# Math Insight

### Applet Introduction Video: The dynamics of a population with harvesting of a fixed number each time period

This video is an introduction to the applet: The dynamics of a population with harvesting of a fixed number each time period.

This applet illustrates how the population size of some animal species evolves over time when a fixed number of the species are regularly harvested, which is a euphemism for killed, usually for the physical or economic benefit of the harvester. The horizontal axis represents time $t$ in terms of time bins of some arbitrary length. You can imagine each unit of time represents a year, a month or a day. Here we are plotting 100 of these time bins. The vertical axis represents some measurement of the size of the population, presumably the number of individuals in the population, but it doesn't really matter what measurement is used.
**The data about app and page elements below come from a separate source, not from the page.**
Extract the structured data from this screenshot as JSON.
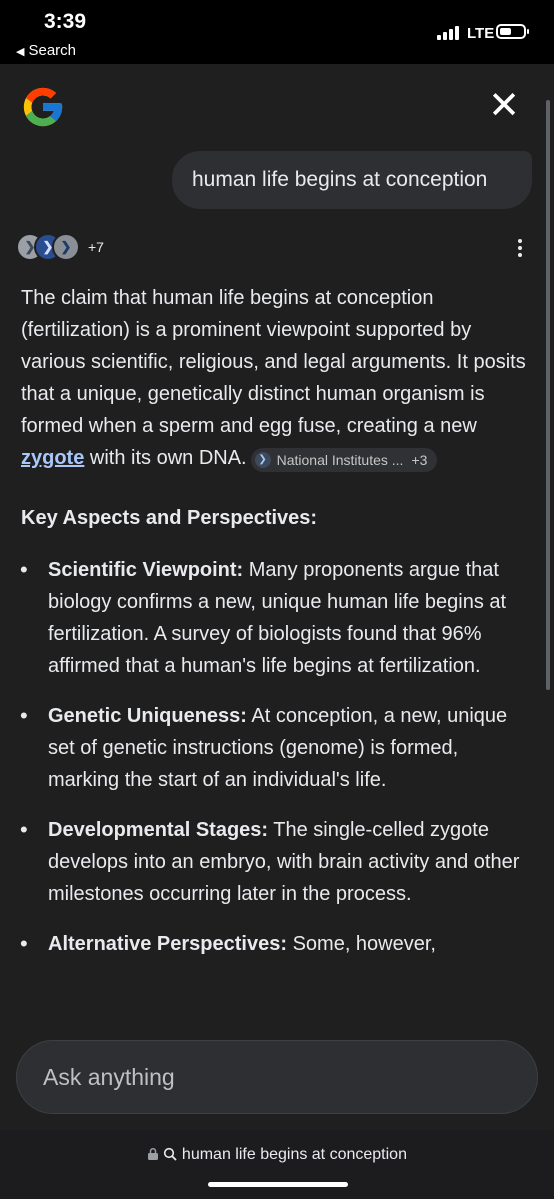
{
  "status_bar": {
    "time": "3:39",
    "back_label": "Search",
    "network": "LTE"
  },
  "header": {
    "logo": "google-g-logo",
    "close_icon": "✕"
  },
  "query": "human life begins at conception",
  "sources": {
    "more_count": "+7"
  },
  "answer": {
    "intro_text": "The claim that human life begins at conception (fertilization) is a prominent viewpoint supported by various scientific, religious, and legal arguments. It posits that a unique, genetically distinct human organism is formed when a sperm and egg fuse, creating a new ",
    "link_text": "zygote",
    "intro_tail": " with its own DNA.",
    "citation": {
      "label": "National Institutes ...",
      "more": "+3"
    },
    "section_heading": "Key Aspects and Perspectives:",
    "bullets": [
      {
        "title": "Scientific Viewpoint:",
        "text": " Many proponents argue that biology confirms a new, unique human life begins at fertilization. A survey of biologists found that 96% affirmed that a human's life begins at fertilization."
      },
      {
        "title": "Genetic Uniqueness:",
        "text": " At conception, a new, unique set of genetic instructions (genome) is formed, marking the start of an individual's life."
      },
      {
        "title": "Developmental Stages:",
        "text": " The single-celled zygote develops into an embryo, with brain activity and other milestones occurring later in the process."
      },
      {
        "title": "Alternative Perspectives:",
        "text": " Some, however,"
      }
    ]
  },
  "ask_input": {
    "placeholder": "Ask anything"
  },
  "url_bar": {
    "text": "human life begins at conception"
  },
  "colors": {
    "panel_bg": "#1f1f20",
    "link": "#a8c7fa",
    "bubble": "#2e2f33"
  }
}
We use the variable $p$ for the population size, so that $p_t$ is the population size in time bin $t$. Each green dot represents the population size during a particular time period. Hmm, something strange seems to be happening to the population size here.... Oh well, I'll let you worry about that.
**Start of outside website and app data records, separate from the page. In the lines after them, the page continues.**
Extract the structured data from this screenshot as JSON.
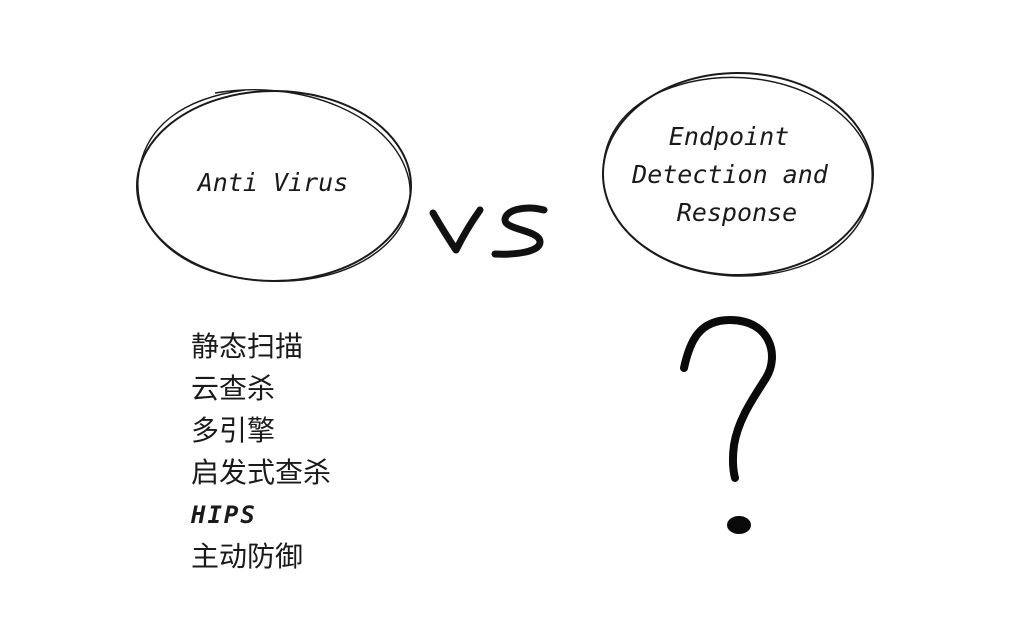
{
  "left_node": {
    "label": "Anti Virus"
  },
  "vs_label": "VS",
  "right_node": {
    "label_lines": [
      "Endpoint",
      "Detection and",
      "Response"
    ]
  },
  "question_mark": "?",
  "av_features": [
    "静态扫描",
    "云查杀",
    "多引擎",
    "启发式查杀",
    "HIPS",
    "主动防御"
  ]
}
The evolution of the population size is given by this equation. The change in the population size from time $t$ to time $t+1$ is this expression on the right. Right now it is set to 0.2 times $p_t$ minus 800, but we'll change that in a minute. The equation determines how the population at a time bin is calculated from the previous population size. Since the initial time is time bin zero, the initial population size is $p_0$. Right now, it is set to 3995, but we can change it either by typing a new number in the box or dragging the blue point with the mouse. The general form of the right side of the equation is some number $r$ times $p_t$ minus another number $h$. The number $r$ is the population growth rate and $h$ is the number of individuals harvested in each time bin. You can change these values by typing numbers in the boxes. You can see that the equation changes to reflect the new values.
The applet also calculates one special value for you, which is the equilibrium value $E$. It is displayed at the top and represented by the horizontal cyan line. The population change is zero if $p_t$ is $h$ divided by $r$, which is 800 with the current values. If you start with a population size that is exactly at the equilibrium, the population doesn't change at all in future times.